0001     0010     0111
1        2        7

This is a very simple format to read and write binary in, however it’s not really relevant for bit manipulation with this article. The Wikipedia article gives a decent explanation.

Sign magnitude is concerned with how many bits we are using to represent a number. For example 4 bit sign magnitude is:

1111

As you’ll see in the next section, it’s almost always 32 bit sign magnitude for .NET manipulation, the only way around this is to downcast to a byte, however this get upcast again with using numerical literals.

Numeric literals

In C# much like other languages like Java, all numbers that are declared are implied to be Int32s (or 64 bit). For example take:

byte x = 28;

While you’ve declared a byte of value 28, it’s stored as an Int32. This becomes apparent when you start performing left bit shifting on it beyond the 8 bits of a byte datatype. More on the topic in this stackoverflow question.

Least and most significant bits, Endian formats.

The least significant bit in a series of bits or binary depends on the way you are storing the bits in memory (RAM). This is known as the endianness, this codeproject article has a good summary of the concept.
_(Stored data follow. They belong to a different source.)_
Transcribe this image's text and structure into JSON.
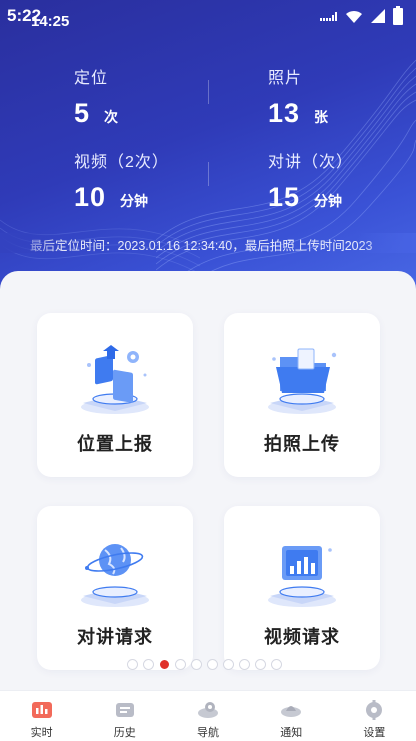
{
  "status_bar": {
    "time_primary": "5:22",
    "time_secondary": "14:25"
  },
  "stats": [
    {
      "label": "定位",
      "value": "5",
      "unit": "次"
    },
    {
      "label": "照片",
      "value": "13",
      "unit": "张"
    },
    {
      "label": "视频（2次）",
      "value": "10",
      "unit": "分钟"
    },
    {
      "label": "对讲（次）",
      "value": "15",
      "unit": "分钟"
    }
  ],
  "ticker": {
    "text": "最后定位时间：2023.01.16 12:34:40，最后拍照上传时间2023"
  },
  "cards": [
    {
      "title": "位置上报",
      "icon": "location-report-icon"
    },
    {
      "title": "拍照上传",
      "icon": "photo-upload-icon"
    },
    {
      "title": "对讲请求",
      "icon": "intercom-globe-icon"
    },
    {
      "title": "视频请求",
      "icon": "video-chart-icon"
    }
  ],
  "pagination": {
    "total": 10,
    "active_index": 2
  },
  "tabs": [
    {
      "label": "实时",
      "icon": "realtime-icon",
      "active": true
    },
    {
      "label": "历史",
      "icon": "history-icon",
      "active": false
    },
    {
      "label": "导航",
      "icon": "navigation-icon",
      "active": false
    },
    {
      "label": "通知",
      "icon": "notification-icon",
      "active": false
    },
    {
      "label": "设置",
      "icon": "settings-icon",
      "active": false
    }
  ],
  "colors": {
    "header_start": "#2a2f9e",
    "header_end": "#4a6ae6",
    "accent_red": "#e0322b",
    "illustration_blue": "#3f7bf0"
  }
}
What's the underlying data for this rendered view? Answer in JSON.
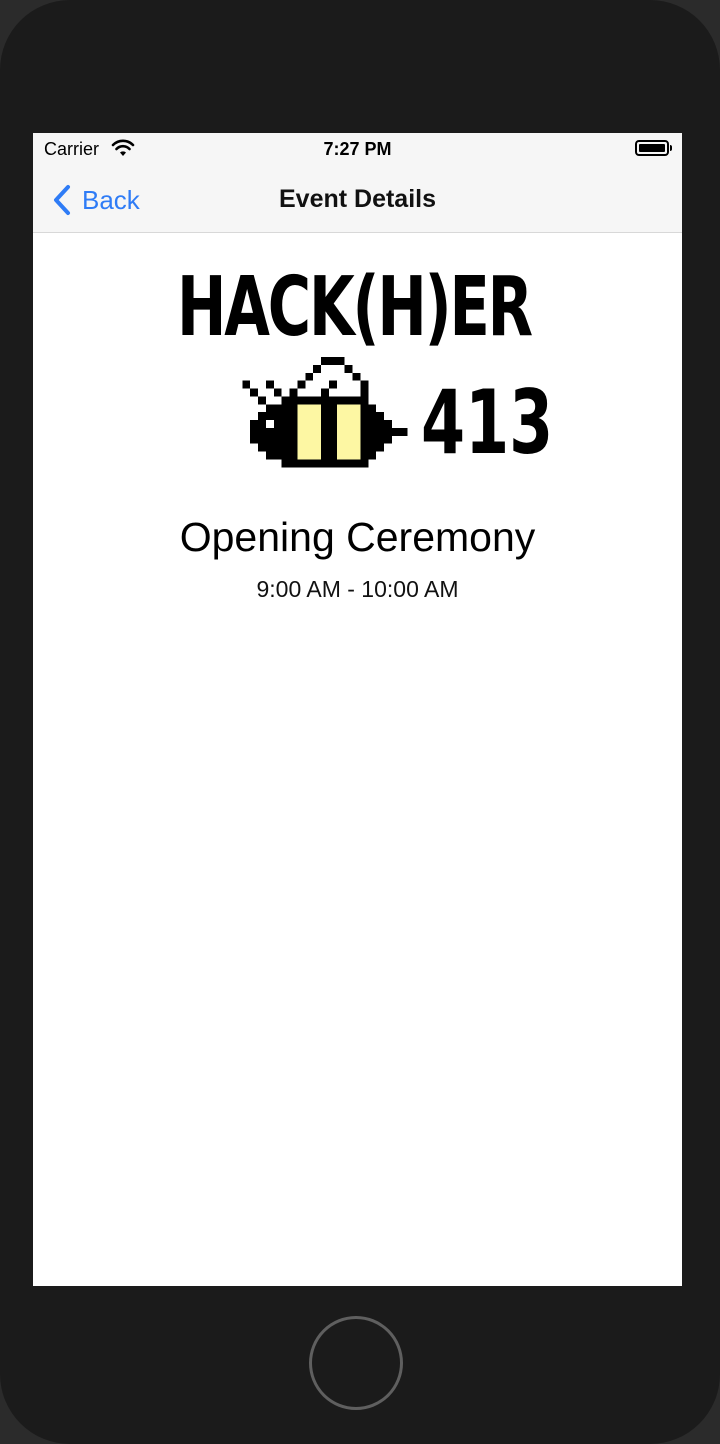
{
  "status_bar": {
    "carrier": "Carrier",
    "time": "7:27 PM",
    "wifi_icon": "wifi-icon",
    "battery_icon": "battery-icon"
  },
  "nav": {
    "back_label": "Back",
    "back_icon": "chevron-left-icon",
    "title": "Event Details"
  },
  "logo": {
    "line1": "HACK(H)ER",
    "line2": "413",
    "mascot_icon": "bee-icon",
    "colors": {
      "ink": "#000000",
      "stripe": "#fdf7a3"
    }
  },
  "event": {
    "name": "Opening Ceremony",
    "time_range": "9:00 AM - 10:00 AM"
  },
  "colors": {
    "accent": "#2f7cf6",
    "bar_background": "#f6f6f6",
    "device_frame": "#1b1b1b"
  }
}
The endian format dictates which is the least and most significant byte (LSB and MSB). The least and most significant bit swaps arounds for little and big endian. In .NET the BitConverter can write in little and big endian formats, also Jon Skeet has a utility to convert between the two.

The LSB/MSB are relevant for the sign (positive/negative) of integers and for 2s complement.
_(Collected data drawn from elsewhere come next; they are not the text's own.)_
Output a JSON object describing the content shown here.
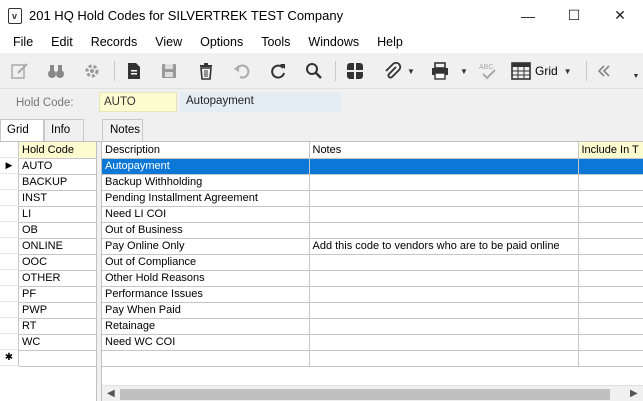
{
  "window": {
    "title": "201 HQ Hold Codes for SILVERTREK TEST Company",
    "minimize": "—",
    "maximize": "☐",
    "close": "✕"
  },
  "menu": [
    "File",
    "Edit",
    "Records",
    "View",
    "Options",
    "Tools",
    "Windows",
    "Help"
  ],
  "toolbar": {
    "grid_label": "Grid",
    "icons": [
      "edit-icon",
      "binoculars-icon",
      "gear-icon",
      "document-icon",
      "save-icon",
      "trash-icon",
      "undo-icon",
      "refresh-icon",
      "search-icon",
      "calculator-icon",
      "attach-icon",
      "print-icon",
      "spellcheck-icon",
      "grid-icon",
      "collapse-icon"
    ]
  },
  "header": {
    "hold_code_label": "Hold Code:",
    "hold_code_value": "AUTO",
    "description_value": "Autopayment"
  },
  "tabs": [
    "Grid",
    "Info",
    "Notes"
  ],
  "grid": {
    "columns": {
      "hold_code": "Hold Code",
      "description": "Description",
      "notes": "Notes",
      "include": "Include In T"
    },
    "rows": [
      {
        "code": "AUTO",
        "description": "Autopayment",
        "notes": ""
      },
      {
        "code": "BACKUP",
        "description": "Backup Withholding",
        "notes": ""
      },
      {
        "code": "INST",
        "description": "Pending Installment Agreement",
        "notes": ""
      },
      {
        "code": "LI",
        "description": "Need LI COI",
        "notes": ""
      },
      {
        "code": "OB",
        "description": "Out of Business",
        "notes": ""
      },
      {
        "code": "ONLINE",
        "description": "Pay Online Only",
        "notes": "Add this code to vendors who are to be paid online"
      },
      {
        "code": "OOC",
        "description": "Out of Compliance",
        "notes": ""
      },
      {
        "code": "OTHER",
        "description": "Other Hold Reasons",
        "notes": ""
      },
      {
        "code": "PF",
        "description": "Performance Issues",
        "notes": ""
      },
      {
        "code": "PWP",
        "description": "Pay When Paid",
        "notes": ""
      },
      {
        "code": "RT",
        "description": "Retainage",
        "notes": ""
      },
      {
        "code": "WC",
        "description": "Need WC COI",
        "notes": ""
      }
    ],
    "current_row_marker": "▶",
    "new_row_marker": "✱"
  }
}
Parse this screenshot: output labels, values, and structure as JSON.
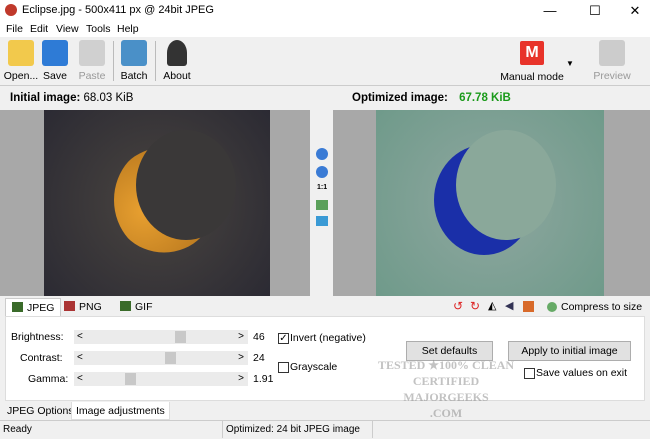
{
  "window": {
    "title": "Eclipse.jpg - 500x411 px @ 24bit JPEG",
    "minimize": "—",
    "maximize": "☐",
    "close": "✕"
  },
  "menu": [
    "File",
    "Edit",
    "View",
    "Tools",
    "Help"
  ],
  "toolbar": {
    "open": "Open...",
    "save": "Save",
    "paste": "Paste",
    "batch": "Batch",
    "about": "About",
    "mode_letter": "M",
    "mode": "Manual mode",
    "preview": "Preview"
  },
  "initial": {
    "label": "Initial image:",
    "size": "68.03 KiB"
  },
  "optimized": {
    "label": "Optimized image:",
    "size": "67.78 KiB",
    "size_color": "#1a9a1a"
  },
  "zoom_tools": {
    "one_to_one": "1:1"
  },
  "format_tabs": [
    "JPEG",
    "PNG",
    "GIF"
  ],
  "compress": "Compress to size",
  "adjust": {
    "brightness": {
      "label": "Brightness:",
      "value": "46",
      "level": 0.64
    },
    "contrast": {
      "label": "Contrast:",
      "value": "24",
      "level": 0.57
    },
    "gamma": {
      "label": "Gamma:",
      "value": "1.91",
      "level": 0.28
    },
    "invert": {
      "label": "Invert (negative)",
      "checked": true
    },
    "grayscale": {
      "label": "Grayscale",
      "checked": false
    },
    "set_defaults": "Set defaults",
    "apply": "Apply to initial image",
    "save_values": {
      "label": "Save values on exit",
      "checked": false
    }
  },
  "bottom_tabs": [
    "JPEG Options",
    "Image adjustments"
  ],
  "status": {
    "left": "Ready",
    "middle": "Optimized: 24 bit JPEG image"
  },
  "watermark": "TESTED ★100% CLEAN CERTIFIED MAJORGEEKS .COM"
}
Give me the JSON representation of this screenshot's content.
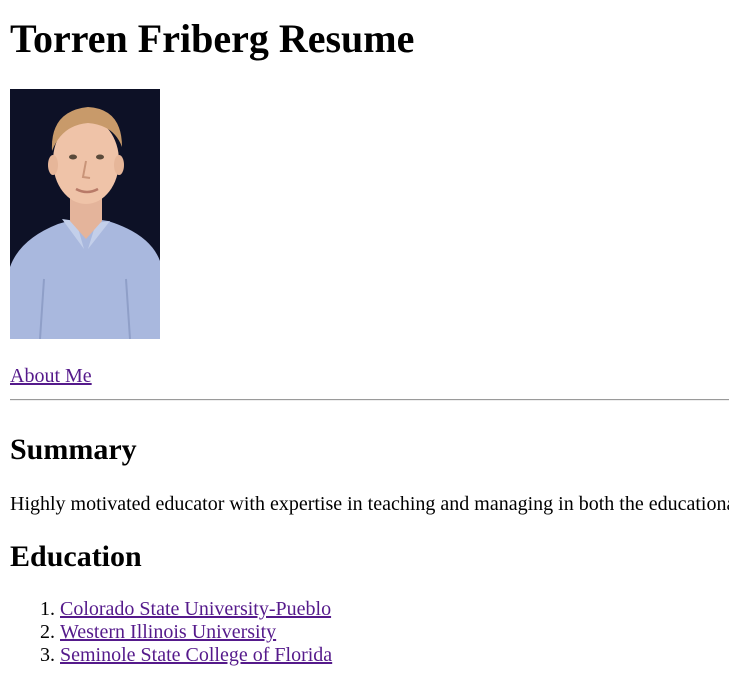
{
  "page": {
    "title": "Torren Friberg Resume"
  },
  "nav": {
    "about_label": "About Me"
  },
  "summary": {
    "heading": "Summary",
    "text": "Highly motivated educator with expertise in teaching and managing in both the educational"
  },
  "education": {
    "heading": "Education",
    "schools": [
      {
        "name": "Colorado State University-Pueblo"
      },
      {
        "name": "Western Illinois University"
      },
      {
        "name": "Seminole State College of Florida"
      }
    ]
  },
  "colors": {
    "link": "#551a8b",
    "photo_background": "#0d1126",
    "shirt": "#a9b8de"
  }
}
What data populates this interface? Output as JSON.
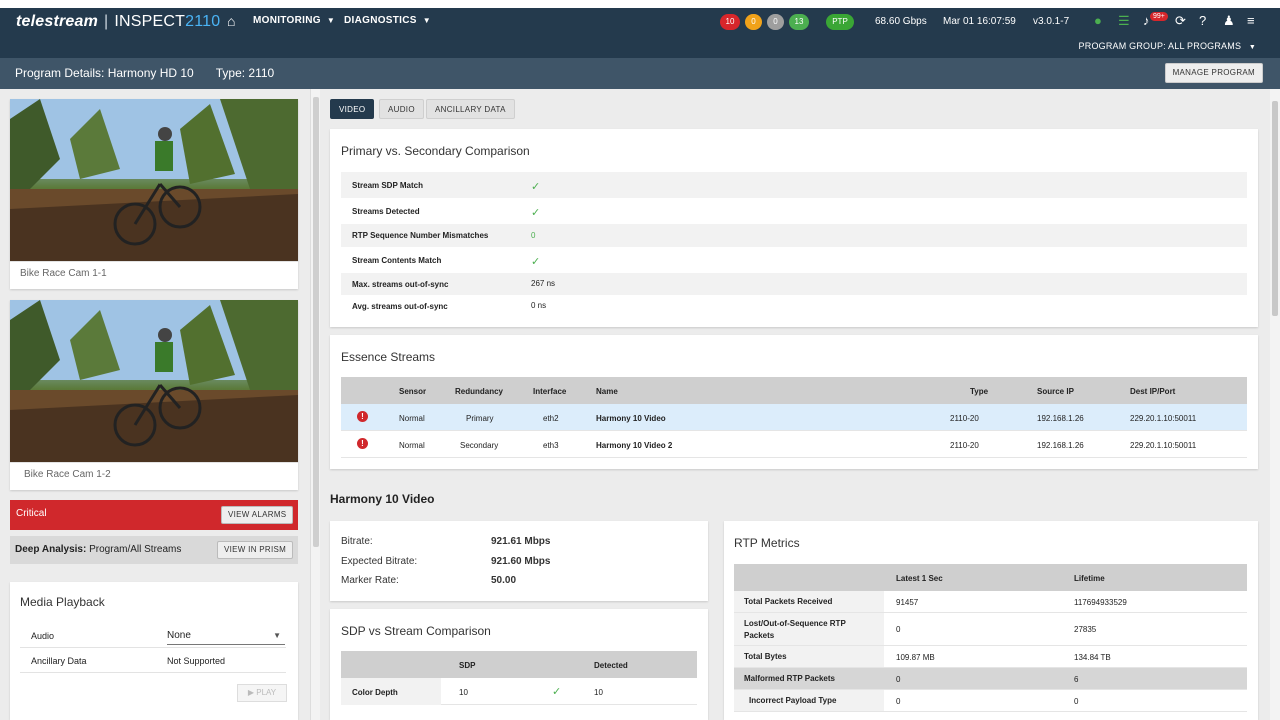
{
  "nav": {
    "brand_tel": "telestream",
    "brand_separator": "|",
    "brand_inspect": "INSPECT",
    "brand_num": "2110",
    "monitoring": "MONITORING",
    "diagnostics": "DIAGNOSTICS",
    "pills": [
      {
        "label": "10",
        "color": "#d7262b"
      },
      {
        "label": "0",
        "color": "#f0a21a"
      },
      {
        "label": "0",
        "color": "#9e9e9e"
      },
      {
        "label": "13",
        "color": "#4caf50"
      }
    ],
    "ptp": "PTP",
    "bandwidth": "68.60 Gbps",
    "datetime": "Mar 01 16:07:59",
    "version": "v3.0.1-7",
    "notifications": "99+",
    "program_group": "PROGRAM GROUP: ALL PROGRAMS"
  },
  "header": {
    "title": "Program Details: Harmony HD 10",
    "type": "Type: 2110",
    "manage": "MANAGE PROGRAM"
  },
  "left": {
    "cams": [
      {
        "label": "Bike Race Cam 1-1"
      },
      {
        "label": "Bike Race Cam 1-2"
      }
    ],
    "critical": "Critical",
    "view_alarms": "VIEW ALARMS",
    "deep_label": "Deep Analysis:",
    "deep_value": "Program/All Streams",
    "view_prism": "VIEW IN PRISM",
    "media": {
      "title": "Media Playback",
      "audio_label": "Audio",
      "audio_value": "None",
      "anc_label": "Ancillary Data",
      "anc_value": "Not Supported",
      "play": "PLAY"
    }
  },
  "tabs": [
    "VIDEO",
    "AUDIO",
    "ANCILLARY DATA"
  ],
  "comparison": {
    "title": "Primary vs. Secondary Comparison",
    "rows": [
      {
        "label": "Stream SDP Match",
        "value": "✓",
        "kind": "check"
      },
      {
        "label": "Streams Detected",
        "value": "✓",
        "kind": "check"
      },
      {
        "label": "RTP Sequence Number Mismatches",
        "value": "0",
        "kind": "green"
      },
      {
        "label": "Stream Contents Match",
        "value": "✓",
        "kind": "check"
      },
      {
        "label": "Max. streams out-of-sync",
        "value": "267 ns",
        "kind": "text"
      },
      {
        "label": "Avg. streams out-of-sync",
        "value": "0 ns",
        "kind": "text"
      }
    ]
  },
  "essence": {
    "title": "Essence Streams",
    "headers": [
      "Sensor",
      "Redundancy",
      "Interface",
      "Name",
      "Type",
      "Source IP",
      "Dest IP/Port"
    ],
    "rows": [
      {
        "sensor": "Normal",
        "redundancy": "Primary",
        "interface": "eth2",
        "name": "Harmony 10 Video",
        "type": "2110-20",
        "source": "192.168.1.26",
        "dest": "229.20.1.10:50011"
      },
      {
        "sensor": "Normal",
        "redundancy": "Secondary",
        "interface": "eth3",
        "name": "Harmony 10 Video 2",
        "type": "2110-20",
        "source": "192.168.1.26",
        "dest": "229.20.1.10:50011"
      }
    ]
  },
  "video": {
    "title": "Harmony 10 Video",
    "bitrate_label": "Bitrate:",
    "bitrate": "921.61 Mbps",
    "expected_label": "Expected Bitrate:",
    "expected": "921.60 Mbps",
    "marker_label": "Marker Rate:",
    "marker": "50.00"
  },
  "sdp": {
    "title": "SDP vs Stream Comparison",
    "col_sdp": "SDP",
    "col_detected": "Detected",
    "row_label": "Color Depth",
    "row_sdp": "10",
    "row_check": "✓",
    "row_detected": "10"
  },
  "rtp": {
    "title": "RTP Metrics",
    "col_latest": "Latest 1 Sec",
    "col_lifetime": "Lifetime",
    "rows": [
      {
        "label": "Total Packets Received",
        "latest": "91457",
        "lifetime": "117694933529"
      },
      {
        "label": "Lost/Out-of-Sequence RTP Packets",
        "latest": "0",
        "lifetime": "27835"
      },
      {
        "label": "Total Bytes",
        "latest": "109.87 MB",
        "lifetime": "134.84 TB"
      },
      {
        "label": "Malformed RTP Packets",
        "latest": "0",
        "lifetime": "6"
      },
      {
        "label": "Incorrect Payload Type",
        "latest": "0",
        "lifetime": "0"
      }
    ]
  }
}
1/2s complement (how integers are stored) and floating point storage

The concept of 1s complement and 2s complement revolves around how signed integers are stored in binary. The system for storing negative numbers in binary or as bits is very simple and is known as 1s complement. You simply reverse the bits to get the negative of the number you have. For example

0000 0100 = 4
1111 1011 = -4

2s complement takes this one step further, and enables fast calculations on the ALU (the arithmetic logic unit) on the processor. Infact, an ALU can do subtraction, addition, division and multiplication with one fast circuit using the 2s complement system.
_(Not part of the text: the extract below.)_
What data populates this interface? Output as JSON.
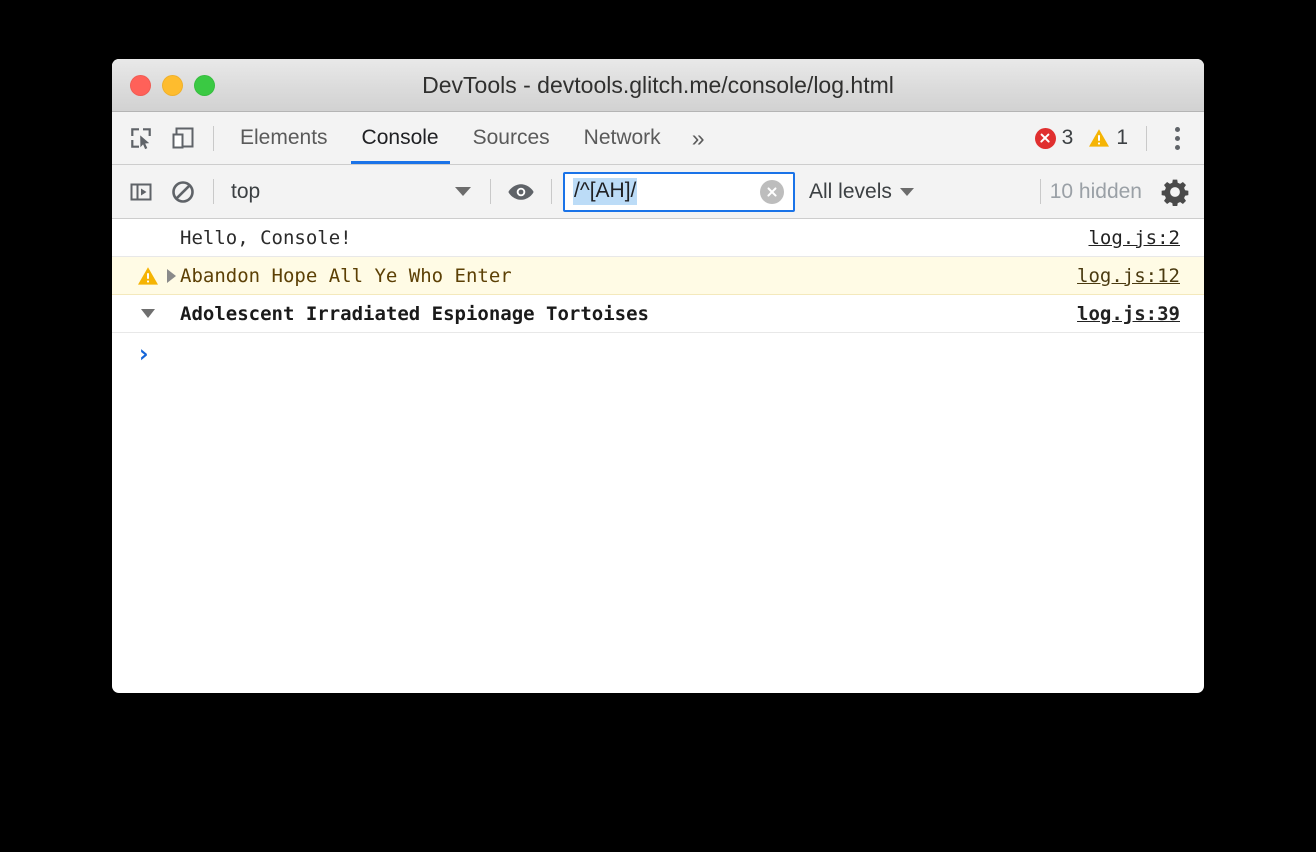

In 2s complement, you add one to the least significant bit. That’s all there is to it, but to illustrate here is an example (taken from http://gs.fanshawec.ca/tlc/math270/14**StoringIntegersinBinary.htm which is no longer available):

  1. Write +39 in binary: 0010 0111 [39 = 32 + 4 + 2 + 1]
  2. Take the one’s complement (invert the contents of the byte): 1101 1000
  3. Add 1 to the LSB
  4. The answer is the two’s complement of -39: 1101 1001

The 2s complement system is relevant for integers. For floating points it gets a lot more complicated - a 32 bit Float (aka Single in c#) is made up of the following:

32 bit (4 byte storage made up of):

  • 8 bits (1 byte) for exponent
  • 1 bit for the sign (+ or -)
  • 23 bits for the fraction (known as mantissa or significand)

Floating point

Jon Skeet has a lot of information on the subject on this page, plus other links to even more detailed information.

Jeremy Falcon’s article on codeproject is probably the best place to get all the information above in more detail.